In both cases, as you can see in the jsPerf comparison chart, a roughly equivalent level of performance is possible regardless of implementation. This leaves you free to select the implementation style you feel most comfortable with, but remember that these compact versions are only recommended for simple single-argument scenarios. For anything more complex, I recommend the complete implementation presented earlier.

// compact memoizer
function memoize1(param) {
   this.memoize = this.memoize || {};
   return (param in this.memoize) ?
   this.memoize[param] : this.memoize[param] = fib(param);
}

// usage: memoize1(25);


// using an external cache
var memCache = {};
function memoize2(param, cache) {
   cache = cache || {};
   return (param in cache) ? cache[param] :
   cache[param] = fib(param);
}

// usage: memoize2(25, memCache)


// stoyan's memoizer
function memoize3(param) {
   if (!memoize3.cache) {
       memoize3.cache = {};
   }
   if (!memoize3.cache[param]) {
       var result = fib(param); //custom function
       memoize3.cache[param] = result;
   }
   return memoize3.cache[param];
}

// usage: memoize3(25)

The jsPerf test for the below can be found here.

Practical Applications: Canvas

You'll often read about memoization being used to optimize complex algorithms, but they can also be used for visual applications with simpler routines such as those you might find in a lot of the Chrome canvas experiments.

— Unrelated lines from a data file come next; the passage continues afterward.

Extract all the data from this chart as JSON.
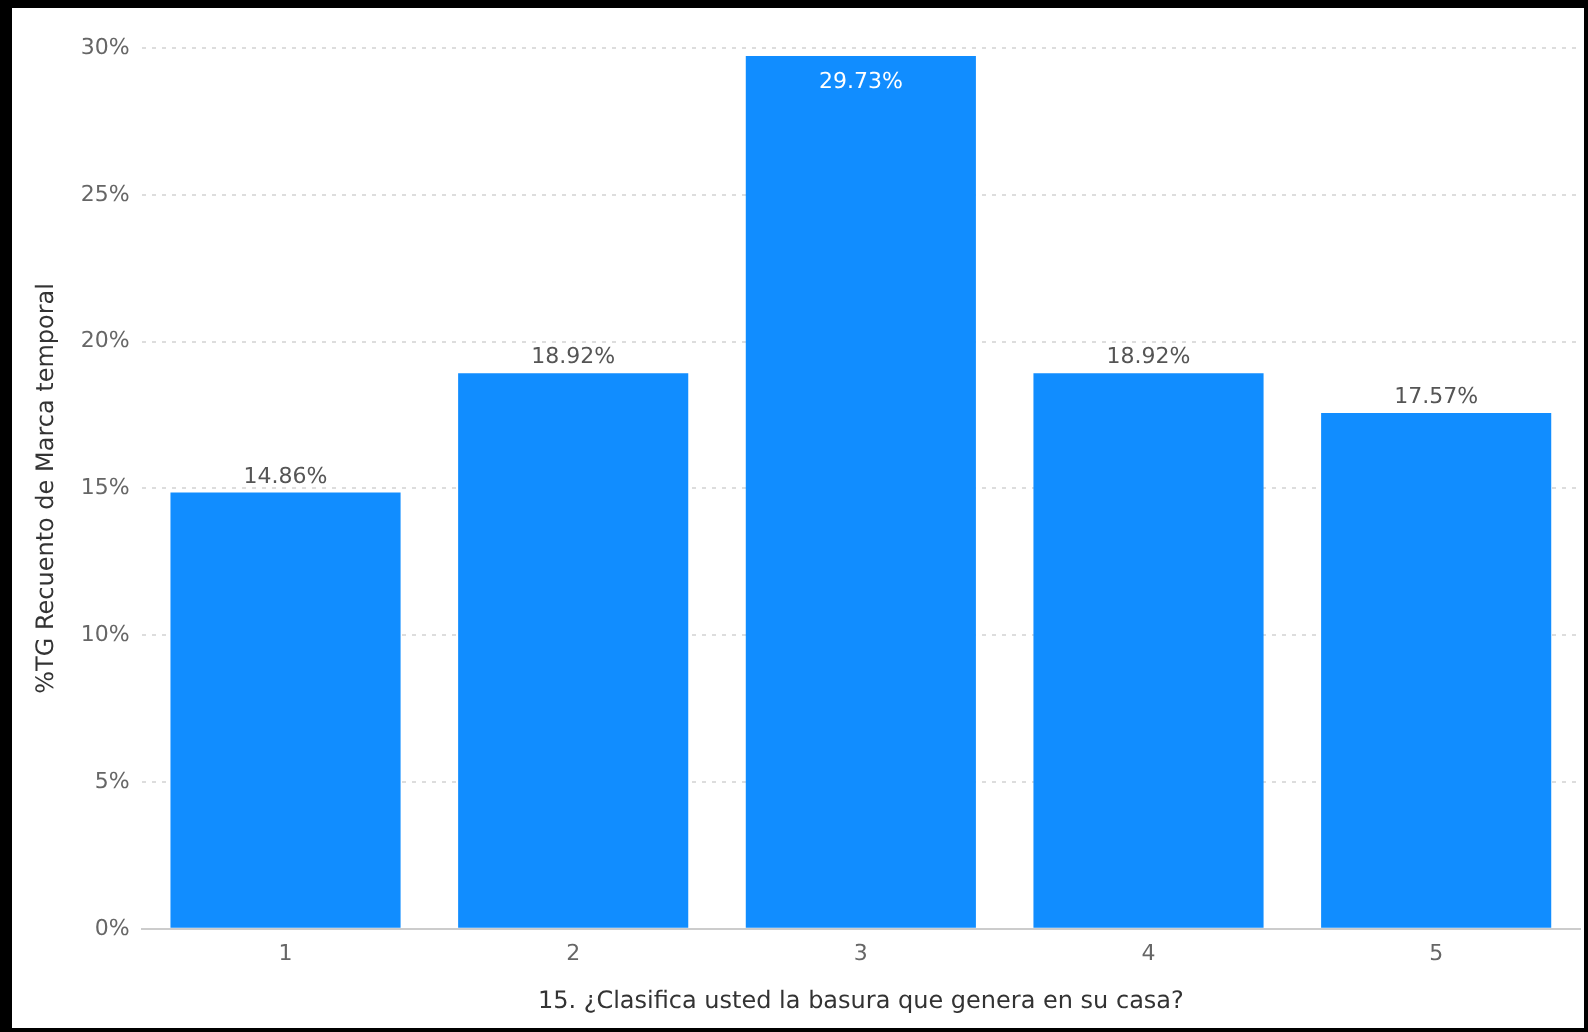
{
  "chart_data": {
    "type": "bar",
    "xlabel": "15. ¿Clasifica usted la basura que genera en su casa?",
    "ylabel": "%TG Recuento de Marca temporal",
    "categories": [
      "1",
      "2",
      "3",
      "4",
      "5"
    ],
    "values": [
      14.86,
      18.92,
      29.73,
      18.92,
      17.57
    ],
    "value_labels": [
      "14.86%",
      "18.92%",
      "29.73%",
      "18.92%",
      "17.57%"
    ],
    "color": "#118dff",
    "ylim": [
      0,
      30
    ],
    "yticks": [
      {
        "value": 0,
        "label": "0%"
      },
      {
        "value": 5,
        "label": "5%"
      },
      {
        "value": 10,
        "label": "10%"
      },
      {
        "value": 15,
        "label": "15%"
      },
      {
        "value": 20,
        "label": "20%"
      },
      {
        "value": 25,
        "label": "25%"
      },
      {
        "value": 30,
        "label": "30%"
      }
    ],
    "grid": "y"
  }
}
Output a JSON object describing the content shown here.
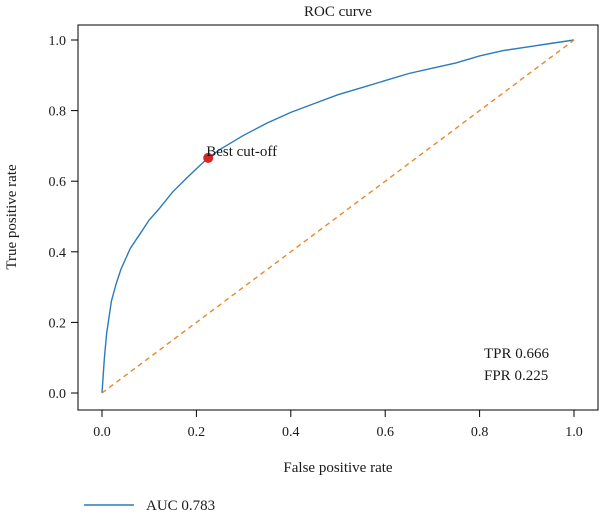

Here's an example: Andrew Hoyer created an interactive canvas-based cloth simulation a while back that calculates reactionary point-data related to particular points in the cloth a user has clicked.

Every line in the cloth simulation is called a constraint and every point is a point mass (an object with no dimension, just location and mass). All the constraints do is control the distance between each point mass.

Rather than having to recalculate point-data if a user clicks on the same location twice, I've modified his demo to make use of memoization to cache calculations that have been previously made.

Clicking on a single point once caches the calculations for it, whilst clicking on it a second time (try double-clicking) will load from the memoized cache instead. A simple logger will let you know whether the cache has been hit or not lower down in the demo.

Memoization Pros

The benefits memoization has to offer are reduced (overall) execution time and potential improvements to overall performance, depending on what you're trying to achieve. It's particularly useful where you've detected levels of recursion in your application (eg. you're repeating the same computations as part of a larger operation or you're making some of the same repeated XHR calls regularly).

In general it works best when the result of passing a known set of parameters and values to a function will always result in the same value (eg. if the result returned by f(3,4) == f(3,4)). It can't however be applied to cases where f(3,4) != f(3,4). I've also personally found it quite helpful when working with recursive functions for drawing complex shapes (such as trees and fractals) to canvas, so it's utility does go beyond applications which may not be that visual or universally exciting.

Cons

With this in mind, memoization isn't appropriate if the method's output changes over time, is unlikely to be called again with the exact same set of parameters or is simplistic enough that there isn't much to be gained from using memoization as it comes with an overhead. A trivial, although silly, example of where memoization isn't appropriate is fetching stock market data as it regularly gets updated. Fetching a group of friends basic profile data however would make more sense with this technique as it's unlikely to change during a user's session.

Conclusions

Use of memoization generally needs to factor in what you're trying to do, the memory currently being consumed by recursive/iterative functions etc. You'll find that the more likely a task is to be repeated in your application, the greater potential memoization has for being of benefit. In closing, remember that memoization is both powerful, but also needs to be used carefully.

It can help cache the results of heavy queries quite well but this comes at the cost of of possibly storing large datasets (ie. you're trading speed for memory).